Unequal treatment [of Russia and Israel] shows an inconsistent stance that can only be described as politically influenced
In the year of its invasion of Ukraine, Russia was banned from entering the contest. The year Israel’s Netta won Eurovision (with an amazing song) – 2018 – Israeli forces killed 290 Palestinians and injured over 29,0000. How is the decision to allow Israel to compete, and even win, not political, if Russia is banned for similar crimes? Unequal treatment shows the uneven standards and an inconsistent stance that can only be described as politically influenced.
I also want to note, if we’re talking about how the 2023 contest wasn’t political, that despite banning Russia from singing and painting the whole city of Liverpool in yellow and blue, essentially resembling a seizure-inducing neon anti-war party, Eurovision still didn’t let President Zelensky address the audience. “This principle prohibits the possibility of making political or similar statements as part of the contest,” said a spokesperson for Eurovision. One would be right in asking themselves: “Well, what have we been doing until now?”
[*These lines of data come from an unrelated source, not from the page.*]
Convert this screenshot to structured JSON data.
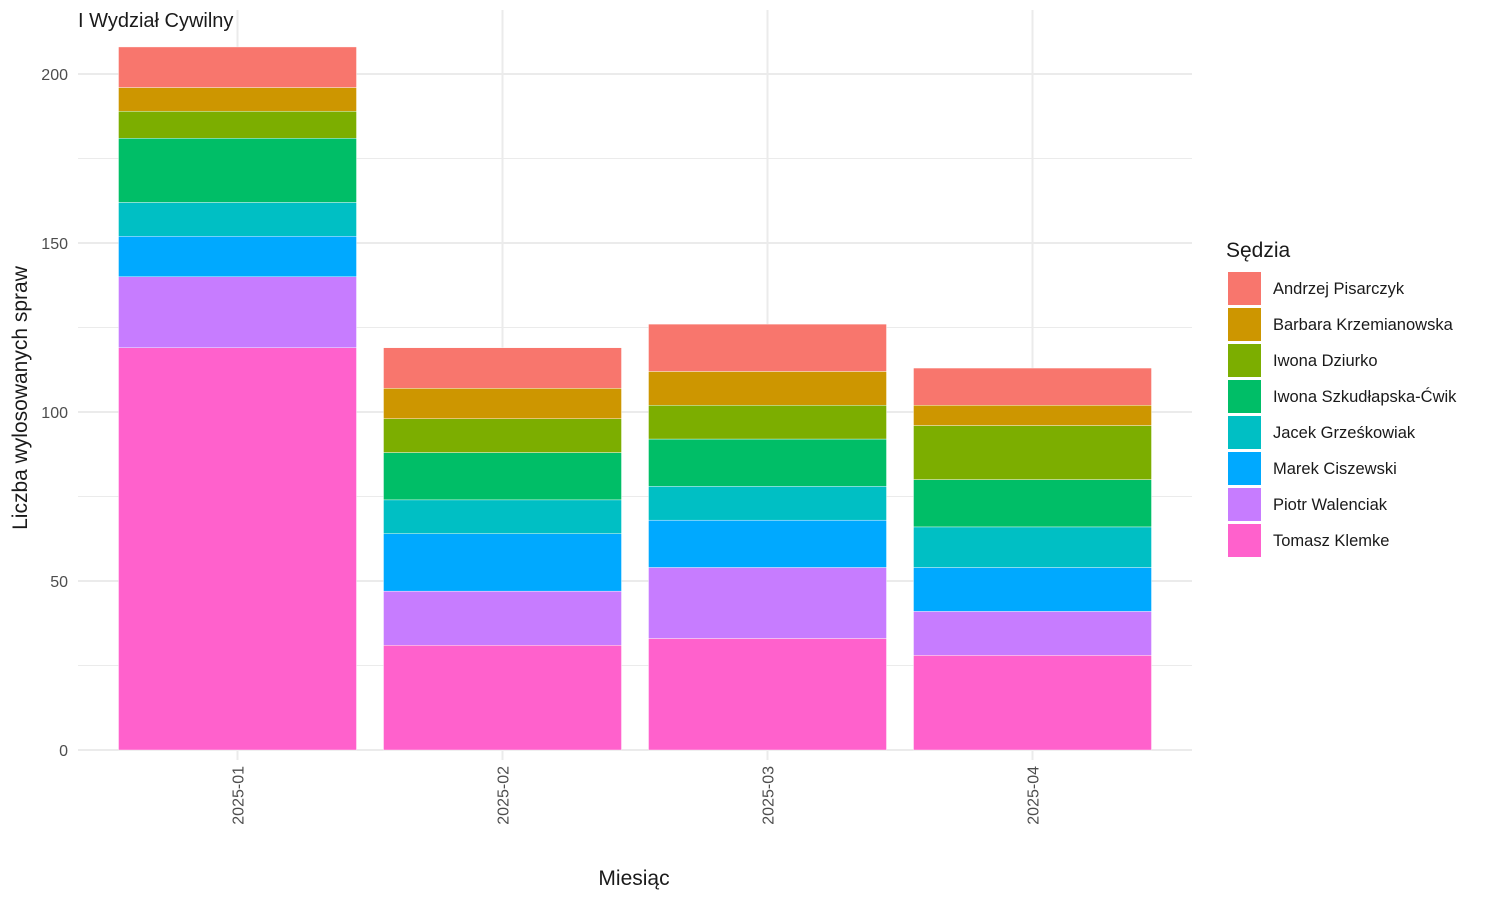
{
  "chart_data": {
    "type": "bar",
    "stacked": true,
    "title": "I Wydział Cywilny",
    "xlabel": "Miesiąc",
    "ylabel": "Liczba wylosowanych spraw",
    "categories": [
      "2025-01",
      "2025-02",
      "2025-03",
      "2025-04"
    ],
    "ylim": [
      0,
      210
    ],
    "yticks": [
      0,
      50,
      100,
      150,
      200
    ],
    "grid": true,
    "legend": {
      "title": "Sędzia",
      "placement": "right"
    },
    "series": [
      {
        "name": "Tomasz Klemke",
        "color": "#FF61CC",
        "values": [
          119,
          31,
          33,
          28
        ]
      },
      {
        "name": "Piotr Walenciak",
        "color": "#C77CFF",
        "values": [
          21,
          16,
          21,
          13
        ]
      },
      {
        "name": "Marek Ciszewski",
        "color": "#00A9FF",
        "values": [
          12,
          17,
          14,
          13
        ]
      },
      {
        "name": "Jacek Grześkowiak",
        "color": "#00BFC4",
        "values": [
          10,
          10,
          10,
          12
        ]
      },
      {
        "name": "Iwona Szkudłapska-Ćwik",
        "color": "#00BE67",
        "values": [
          19,
          14,
          14,
          14
        ]
      },
      {
        "name": "Iwona Dziurko",
        "color": "#7CAE00",
        "values": [
          8,
          10,
          10,
          16
        ]
      },
      {
        "name": "Barbara Krzemianowska",
        "color": "#CD9600",
        "values": [
          7,
          9,
          10,
          6
        ]
      },
      {
        "name": "Andrzej Pisarczyk",
        "color": "#F8766D",
        "values": [
          12,
          12,
          14,
          11
        ]
      }
    ]
  }
}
Eurovision isn’t the only high profile international event that turned Zelensky down. FIFA, the Oscars, and Toronto International Film Festival also rejected his offer, on the same grounds as Eurovision. As we all know, the consensus surrounding these organisations is that they are as political as they come. I would find it hard to believe that the people who maintain Eurovision is not political can watch FIFA without outrage at the petrodollar-infused Western teams. Why wouldn’t Eurovision be the same?
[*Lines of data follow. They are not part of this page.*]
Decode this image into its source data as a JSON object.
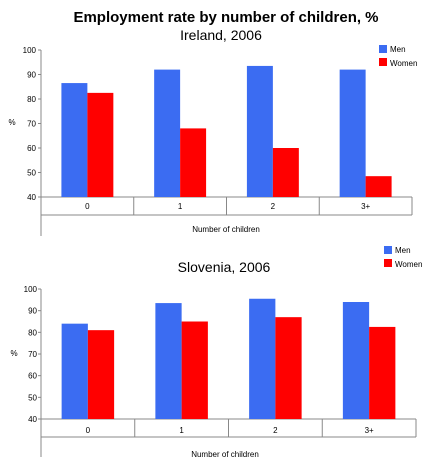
{
  "main_title": "Employment rate by number of children, %",
  "chart_data": [
    {
      "type": "bar",
      "title": "Ireland, 2006",
      "xlabel": "Number of children",
      "ylabel": "%",
      "ylim": [
        40,
        100
      ],
      "yticks": [
        40,
        50,
        60,
        70,
        80,
        90,
        100
      ],
      "categories": [
        "0",
        "1",
        "2",
        "3+"
      ],
      "legend_position": "top-right",
      "series": [
        {
          "name": "Men",
          "color": "#3b6cf2",
          "values": [
            86.5,
            92,
            93.5,
            92
          ]
        },
        {
          "name": "Women",
          "color": "#ff0000",
          "values": [
            82.5,
            68,
            60,
            48.5
          ]
        }
      ]
    },
    {
      "type": "bar",
      "title": "Slovenia, 2006",
      "xlabel": "Number of children",
      "ylabel": "%",
      "ylim": [
        40,
        100
      ],
      "yticks": [
        40,
        50,
        60,
        70,
        80,
        90,
        100
      ],
      "categories": [
        "0",
        "1",
        "2",
        "3+"
      ],
      "legend_position": "top-right",
      "series": [
        {
          "name": "Men",
          "color": "#3b6cf2",
          "values": [
            84,
            93.5,
            95.5,
            94
          ]
        },
        {
          "name": "Women",
          "color": "#ff0000",
          "values": [
            81,
            85,
            87,
            82.5
          ]
        }
      ]
    }
  ]
}
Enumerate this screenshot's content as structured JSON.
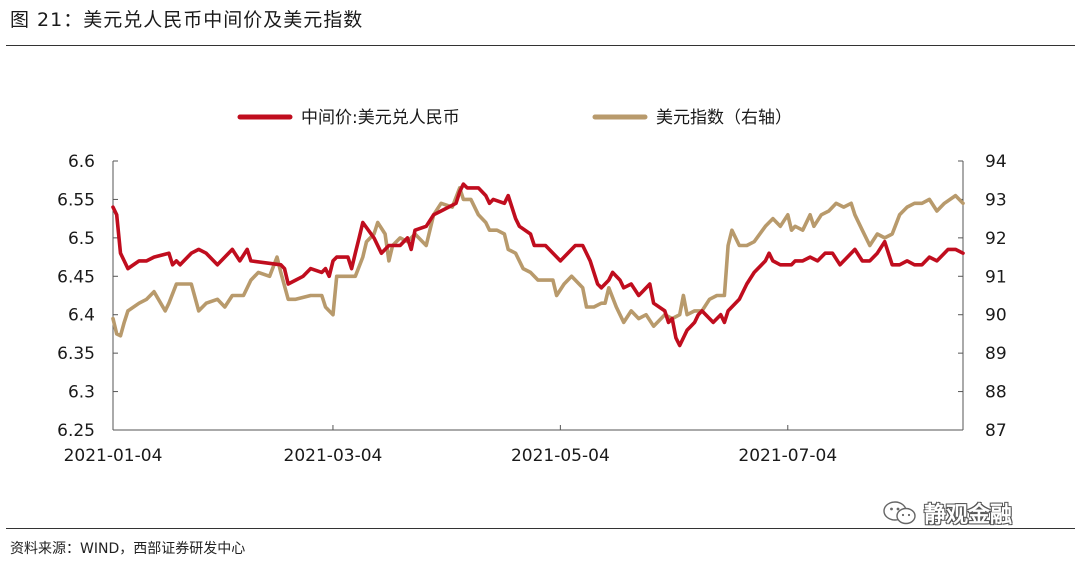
{
  "figure": {
    "title": "图 21：美元兑人民币中间价及美元指数",
    "source": "资料来源：WIND，西部证券研发中心",
    "watermark": "静观金融"
  },
  "chart_data": {
    "type": "line",
    "title": "",
    "legend_position": "top",
    "grid": false,
    "x_ticks": [
      "2021-01-04",
      "2021-03-04",
      "2021-05-04",
      "2021-07-04"
    ],
    "x_range": [
      "2021-01-04",
      "2021-08-20"
    ],
    "y_left": {
      "label": "",
      "range": [
        6.25,
        6.6
      ],
      "ticks": [
        "6.6",
        "6.55",
        "6.5",
        "6.45",
        "6.4",
        "6.35",
        "6.3",
        "6.25"
      ]
    },
    "y_right": {
      "label": "",
      "range": [
        87,
        94
      ],
      "ticks": [
        "94",
        "93",
        "92",
        "91",
        "90",
        "89",
        "88",
        "87"
      ]
    },
    "series": [
      {
        "name": "中间价:美元兑人民币",
        "axis": "left",
        "color": "#c00d1e",
        "points": [
          [
            "2021-01-04",
            6.54
          ],
          [
            "2021-01-05",
            6.53
          ],
          [
            "2021-01-06",
            6.48
          ],
          [
            "2021-01-07",
            6.47
          ],
          [
            "2021-01-08",
            6.46
          ],
          [
            "2021-01-11",
            6.47
          ],
          [
            "2021-01-13",
            6.47
          ],
          [
            "2021-01-15",
            6.475
          ],
          [
            "2021-01-19",
            6.48
          ],
          [
            "2021-01-20",
            6.465
          ],
          [
            "2021-01-21",
            6.47
          ],
          [
            "2021-01-22",
            6.465
          ],
          [
            "2021-01-25",
            6.48
          ],
          [
            "2021-01-27",
            6.485
          ],
          [
            "2021-01-29",
            6.48
          ],
          [
            "2021-02-01",
            6.465
          ],
          [
            "2021-02-03",
            6.475
          ],
          [
            "2021-02-05",
            6.485
          ],
          [
            "2021-02-07",
            6.47
          ],
          [
            "2021-02-09",
            6.485
          ],
          [
            "2021-02-10",
            6.47
          ],
          [
            "2021-02-18",
            6.465
          ],
          [
            "2021-02-19",
            6.46
          ],
          [
            "2021-02-20",
            6.44
          ],
          [
            "2021-02-22",
            6.445
          ],
          [
            "2021-02-24",
            6.45
          ],
          [
            "2021-02-26",
            6.46
          ],
          [
            "2021-03-01",
            6.455
          ],
          [
            "2021-03-02",
            6.46
          ],
          [
            "2021-03-03",
            6.45
          ],
          [
            "2021-03-04",
            6.47
          ],
          [
            "2021-03-05",
            6.475
          ],
          [
            "2021-03-08",
            6.475
          ],
          [
            "2021-03-09",
            6.46
          ],
          [
            "2021-03-10",
            6.48
          ],
          [
            "2021-03-11",
            6.5
          ],
          [
            "2021-03-12",
            6.52
          ],
          [
            "2021-03-15",
            6.5
          ],
          [
            "2021-03-17",
            6.48
          ],
          [
            "2021-03-19",
            6.49
          ],
          [
            "2021-03-22",
            6.49
          ],
          [
            "2021-03-24",
            6.5
          ],
          [
            "2021-03-25",
            6.485
          ],
          [
            "2021-03-26",
            6.51
          ],
          [
            "2021-03-29",
            6.515
          ],
          [
            "2021-03-31",
            6.53
          ],
          [
            "2021-04-02",
            6.535
          ],
          [
            "2021-04-06",
            6.545
          ],
          [
            "2021-04-07",
            6.56
          ],
          [
            "2021-04-08",
            6.57
          ],
          [
            "2021-04-09",
            6.565
          ],
          [
            "2021-04-12",
            6.565
          ],
          [
            "2021-04-14",
            6.555
          ],
          [
            "2021-04-15",
            6.545
          ],
          [
            "2021-04-16",
            6.55
          ],
          [
            "2021-04-19",
            6.545
          ],
          [
            "2021-04-20",
            6.555
          ],
          [
            "2021-04-22",
            6.525
          ],
          [
            "2021-04-23",
            6.515
          ],
          [
            "2021-04-26",
            6.505
          ],
          [
            "2021-04-27",
            6.49
          ],
          [
            "2021-04-30",
            6.49
          ],
          [
            "2021-05-04",
            6.47
          ],
          [
            "2021-05-06",
            6.48
          ],
          [
            "2021-05-08",
            6.49
          ],
          [
            "2021-05-10",
            6.49
          ],
          [
            "2021-05-12",
            6.47
          ],
          [
            "2021-05-14",
            6.44
          ],
          [
            "2021-05-15",
            6.435
          ],
          [
            "2021-05-17",
            6.445
          ],
          [
            "2021-05-18",
            6.455
          ],
          [
            "2021-05-20",
            6.445
          ],
          [
            "2021-05-21",
            6.435
          ],
          [
            "2021-05-23",
            6.44
          ],
          [
            "2021-05-25",
            6.425
          ],
          [
            "2021-05-26",
            6.43
          ],
          [
            "2021-05-28",
            6.44
          ],
          [
            "2021-05-29",
            6.415
          ],
          [
            "2021-06-01",
            6.405
          ],
          [
            "2021-06-02",
            6.39
          ],
          [
            "2021-06-03",
            6.395
          ],
          [
            "2021-06-04",
            6.37
          ],
          [
            "2021-06-05",
            6.36
          ],
          [
            "2021-06-07",
            6.38
          ],
          [
            "2021-06-08",
            6.385
          ],
          [
            "2021-06-09",
            6.39
          ],
          [
            "2021-06-10",
            6.4
          ],
          [
            "2021-06-11",
            6.405
          ],
          [
            "2021-06-14",
            6.39
          ],
          [
            "2021-06-15",
            6.395
          ],
          [
            "2021-06-16",
            6.4
          ],
          [
            "2021-06-17",
            6.39
          ],
          [
            "2021-06-18",
            6.405
          ],
          [
            "2021-06-21",
            6.42
          ],
          [
            "2021-06-23",
            6.44
          ],
          [
            "2021-06-25",
            6.455
          ],
          [
            "2021-06-28",
            6.47
          ],
          [
            "2021-06-29",
            6.48
          ],
          [
            "2021-06-30",
            6.47
          ],
          [
            "2021-07-02",
            6.465
          ],
          [
            "2021-07-05",
            6.465
          ],
          [
            "2021-07-06",
            6.47
          ],
          [
            "2021-07-08",
            6.47
          ],
          [
            "2021-07-10",
            6.475
          ],
          [
            "2021-07-12",
            6.47
          ],
          [
            "2021-07-14",
            6.48
          ],
          [
            "2021-07-16",
            6.48
          ],
          [
            "2021-07-18",
            6.465
          ],
          [
            "2021-07-20",
            6.475
          ],
          [
            "2021-07-22",
            6.485
          ],
          [
            "2021-07-24",
            6.47
          ],
          [
            "2021-07-26",
            6.47
          ],
          [
            "2021-07-28",
            6.48
          ],
          [
            "2021-07-30",
            6.495
          ],
          [
            "2021-08-01",
            6.465
          ],
          [
            "2021-08-03",
            6.465
          ],
          [
            "2021-08-05",
            6.47
          ],
          [
            "2021-08-07",
            6.465
          ],
          [
            "2021-08-09",
            6.465
          ],
          [
            "2021-08-11",
            6.475
          ],
          [
            "2021-08-13",
            6.47
          ],
          [
            "2021-08-16",
            6.485
          ],
          [
            "2021-08-18",
            6.485
          ],
          [
            "2021-08-20",
            6.48
          ]
        ]
      },
      {
        "name": "美元指数（右轴）",
        "axis": "right",
        "color": "#b89a6c",
        "points": [
          [
            "2021-01-04",
            89.9
          ],
          [
            "2021-01-05",
            89.5
          ],
          [
            "2021-01-06",
            89.45
          ],
          [
            "2021-01-07",
            89.8
          ],
          [
            "2021-01-08",
            90.1
          ],
          [
            "2021-01-11",
            90.3
          ],
          [
            "2021-01-13",
            90.4
          ],
          [
            "2021-01-15",
            90.6
          ],
          [
            "2021-01-18",
            90.1
          ],
          [
            "2021-01-19",
            90.3
          ],
          [
            "2021-01-21",
            90.8
          ],
          [
            "2021-01-22",
            90.8
          ],
          [
            "2021-01-25",
            90.8
          ],
          [
            "2021-01-27",
            90.1
          ],
          [
            "2021-01-29",
            90.3
          ],
          [
            "2021-02-01",
            90.4
          ],
          [
            "2021-02-03",
            90.2
          ],
          [
            "2021-02-05",
            90.5
          ],
          [
            "2021-02-08",
            90.5
          ],
          [
            "2021-02-10",
            90.9
          ],
          [
            "2021-02-12",
            91.1
          ],
          [
            "2021-02-15",
            91.0
          ],
          [
            "2021-02-17",
            91.5
          ],
          [
            "2021-02-18",
            91.1
          ],
          [
            "2021-02-20",
            90.4
          ],
          [
            "2021-02-22",
            90.4
          ],
          [
            "2021-02-26",
            90.5
          ],
          [
            "2021-03-01",
            90.5
          ],
          [
            "2021-03-02",
            90.2
          ],
          [
            "2021-03-03",
            90.1
          ],
          [
            "2021-03-04",
            90.0
          ],
          [
            "2021-03-05",
            91.0
          ],
          [
            "2021-03-08",
            91.0
          ],
          [
            "2021-03-10",
            91.0
          ],
          [
            "2021-03-12",
            91.5
          ],
          [
            "2021-03-13",
            91.9
          ],
          [
            "2021-03-15",
            92.1
          ],
          [
            "2021-03-16",
            92.4
          ],
          [
            "2021-03-18",
            92.1
          ],
          [
            "2021-03-19",
            91.4
          ],
          [
            "2021-03-20",
            91.8
          ],
          [
            "2021-03-22",
            92.0
          ],
          [
            "2021-03-24",
            91.9
          ],
          [
            "2021-03-26",
            92.1
          ],
          [
            "2021-03-29",
            91.8
          ],
          [
            "2021-03-31",
            92.6
          ],
          [
            "2021-04-02",
            92.9
          ],
          [
            "2021-04-05",
            92.8
          ],
          [
            "2021-04-07",
            93.3
          ],
          [
            "2021-04-08",
            93.0
          ],
          [
            "2021-04-10",
            93.0
          ],
          [
            "2021-04-12",
            92.6
          ],
          [
            "2021-04-14",
            92.4
          ],
          [
            "2021-04-15",
            92.2
          ],
          [
            "2021-04-17",
            92.2
          ],
          [
            "2021-04-19",
            92.1
          ],
          [
            "2021-04-20",
            91.7
          ],
          [
            "2021-04-22",
            91.6
          ],
          [
            "2021-04-24",
            91.2
          ],
          [
            "2021-04-26",
            91.1
          ],
          [
            "2021-04-28",
            90.9
          ],
          [
            "2021-04-30",
            90.9
          ],
          [
            "2021-05-02",
            90.9
          ],
          [
            "2021-05-03",
            90.5
          ],
          [
            "2021-05-05",
            90.8
          ],
          [
            "2021-05-07",
            91.0
          ],
          [
            "2021-05-10",
            90.7
          ],
          [
            "2021-05-11",
            90.2
          ],
          [
            "2021-05-13",
            90.2
          ],
          [
            "2021-05-15",
            90.3
          ],
          [
            "2021-05-16",
            90.3
          ],
          [
            "2021-05-17",
            90.7
          ],
          [
            "2021-05-19",
            90.2
          ],
          [
            "2021-05-21",
            89.8
          ],
          [
            "2021-05-23",
            90.1
          ],
          [
            "2021-05-25",
            89.9
          ],
          [
            "2021-05-27",
            90.0
          ],
          [
            "2021-05-29",
            89.7
          ],
          [
            "2021-06-01",
            90.0
          ],
          [
            "2021-06-03",
            89.9
          ],
          [
            "2021-06-05",
            90.0
          ],
          [
            "2021-06-06",
            90.5
          ],
          [
            "2021-06-07",
            90.0
          ],
          [
            "2021-06-09",
            90.1
          ],
          [
            "2021-06-11",
            90.1
          ],
          [
            "2021-06-13",
            90.4
          ],
          [
            "2021-06-15",
            90.5
          ],
          [
            "2021-06-17",
            90.5
          ],
          [
            "2021-06-18",
            91.8
          ],
          [
            "2021-06-19",
            92.2
          ],
          [
            "2021-06-21",
            91.8
          ],
          [
            "2021-06-23",
            91.8
          ],
          [
            "2021-06-25",
            91.9
          ],
          [
            "2021-06-28",
            92.3
          ],
          [
            "2021-06-30",
            92.5
          ],
          [
            "2021-07-02",
            92.3
          ],
          [
            "2021-07-04",
            92.6
          ],
          [
            "2021-07-05",
            92.2
          ],
          [
            "2021-07-06",
            92.3
          ],
          [
            "2021-07-08",
            92.2
          ],
          [
            "2021-07-10",
            92.6
          ],
          [
            "2021-07-11",
            92.3
          ],
          [
            "2021-07-13",
            92.6
          ],
          [
            "2021-07-15",
            92.7
          ],
          [
            "2021-07-17",
            92.9
          ],
          [
            "2021-07-19",
            92.8
          ],
          [
            "2021-07-21",
            92.9
          ],
          [
            "2021-07-22",
            92.6
          ],
          [
            "2021-07-24",
            92.2
          ],
          [
            "2021-07-26",
            91.8
          ],
          [
            "2021-07-28",
            92.1
          ],
          [
            "2021-07-30",
            92.0
          ],
          [
            "2021-08-01",
            92.1
          ],
          [
            "2021-08-03",
            92.6
          ],
          [
            "2021-08-05",
            92.8
          ],
          [
            "2021-08-07",
            92.9
          ],
          [
            "2021-08-09",
            92.9
          ],
          [
            "2021-08-11",
            93.0
          ],
          [
            "2021-08-13",
            92.7
          ],
          [
            "2021-08-15",
            92.9
          ],
          [
            "2021-08-18",
            93.1
          ],
          [
            "2021-08-20",
            92.9
          ]
        ]
      }
    ]
  }
}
Being ‘political’ shouldn’t be a condemning label in a contest of this magnitude
Further, we’re being told Eurovision isn’t political because, by removing political messages from the performances, we are finally free to truly listen to the music. However, music is inherently political. For example, national selection in Switzerland has to make the yearly decision of which of its three languages to showcase in its competing song.
In 2016, Ukraine won the contest with Jamila’s ‘1944’, an obvious apropos to Russia’s invasion of Crimea. Despite protest that the song is too political, Eurovision allowed it to win, deeming it “historic”. I don’t think that allowing the song to win was a bad decision, I just think it was undeniably political, and that isn’t necessarily bad. It only becomes bad when it becomes a double standard.
In 2023, Ukraine’s correspondent announced the win from a bomb shelter. In times of war, ‘business as usual’ just isn’t possible. Institutions have to take a stand for what they think is right, and lean in support of one or the other. For the same reason, Ukrainian tennis women face controversy when refusing to shake Belarusian or Russian players’ hands, even though, in my opinion, that is perfectly valid.
These are trying times, and sitting on the fence isn’t an option anymore. Being ‘political’ shouldn’t be a condemning label in a contest of this magnitude. It can be a force for good. Let’s stop shying away from it.